La fin de l’art roman marque la fin de l’art œcuménique au profit d’un art déconnecté du dogme et laissant à l’artiste une pleine liberté d’expression. La conception de la chrétienté occidentale est bien exprimée par ce texte du concile Vatican II cité par l’auteur : « L’Église n'a jamais considéré aucun style artistique comme lui appartenant en propre […]. Que l’art de notre époque et celui de tous les peuples et de toutes les nations aient lui aussi, dans l’Église, liberté de s’exercer, pourvu qu’ils servent [ ... ] avec le respect et l'honneur qui leur sont dus ». La conception catholique-romaine repose sur ce principe : l’art chrétien et la théologie ont très peu à faire l’un avec l’autre. L’iconographie orthodoxe et l’art religieux occidental sont devenus ainsi, au cours du deuxième millénaire, hétérogènes et étrangers l’un à l’autre.
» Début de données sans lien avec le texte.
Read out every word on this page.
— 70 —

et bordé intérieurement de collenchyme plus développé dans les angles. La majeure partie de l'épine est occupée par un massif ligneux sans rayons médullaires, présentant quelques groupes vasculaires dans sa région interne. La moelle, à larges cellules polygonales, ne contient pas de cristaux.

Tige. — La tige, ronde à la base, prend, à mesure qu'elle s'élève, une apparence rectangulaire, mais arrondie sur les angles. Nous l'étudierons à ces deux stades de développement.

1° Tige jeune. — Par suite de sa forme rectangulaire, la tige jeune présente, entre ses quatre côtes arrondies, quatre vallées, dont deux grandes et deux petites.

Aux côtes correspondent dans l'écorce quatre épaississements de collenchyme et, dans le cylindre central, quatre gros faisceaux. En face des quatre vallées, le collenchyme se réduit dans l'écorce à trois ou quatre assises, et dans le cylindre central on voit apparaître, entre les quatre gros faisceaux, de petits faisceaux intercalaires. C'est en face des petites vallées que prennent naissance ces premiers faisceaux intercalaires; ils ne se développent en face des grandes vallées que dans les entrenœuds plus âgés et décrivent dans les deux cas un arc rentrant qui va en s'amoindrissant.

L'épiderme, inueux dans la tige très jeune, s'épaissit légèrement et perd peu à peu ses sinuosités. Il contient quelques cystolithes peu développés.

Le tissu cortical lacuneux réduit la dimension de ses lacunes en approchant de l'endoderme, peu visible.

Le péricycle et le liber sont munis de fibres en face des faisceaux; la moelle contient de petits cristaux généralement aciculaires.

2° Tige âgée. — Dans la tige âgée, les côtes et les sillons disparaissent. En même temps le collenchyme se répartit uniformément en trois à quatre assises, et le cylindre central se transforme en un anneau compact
1b. L’auteur propose en annexe une explication intéressante de l’inscription ὁ ὤν  (Celui qui est) dans le nimbe du Christ. Il note qu’au cours du premier millénaire cette inscription n’était pas présente. Selon ses recherches, elle serait apparue dans les pays slaves, les Balkans et peut-être aussi la Russie au cours des XIIe et XIIIe siècles, dans le but de contribuer au combat contre l’hérésie des Bogomiles qui rejetait l’Ancien Testament. L’inscription associée au Christ veut affirmer que le Christ, le Verbe incarné, est bien la même personne que celle qui s’est révélée sur le Sinaï en disant à Moïse : « Je suis celui qui suis. »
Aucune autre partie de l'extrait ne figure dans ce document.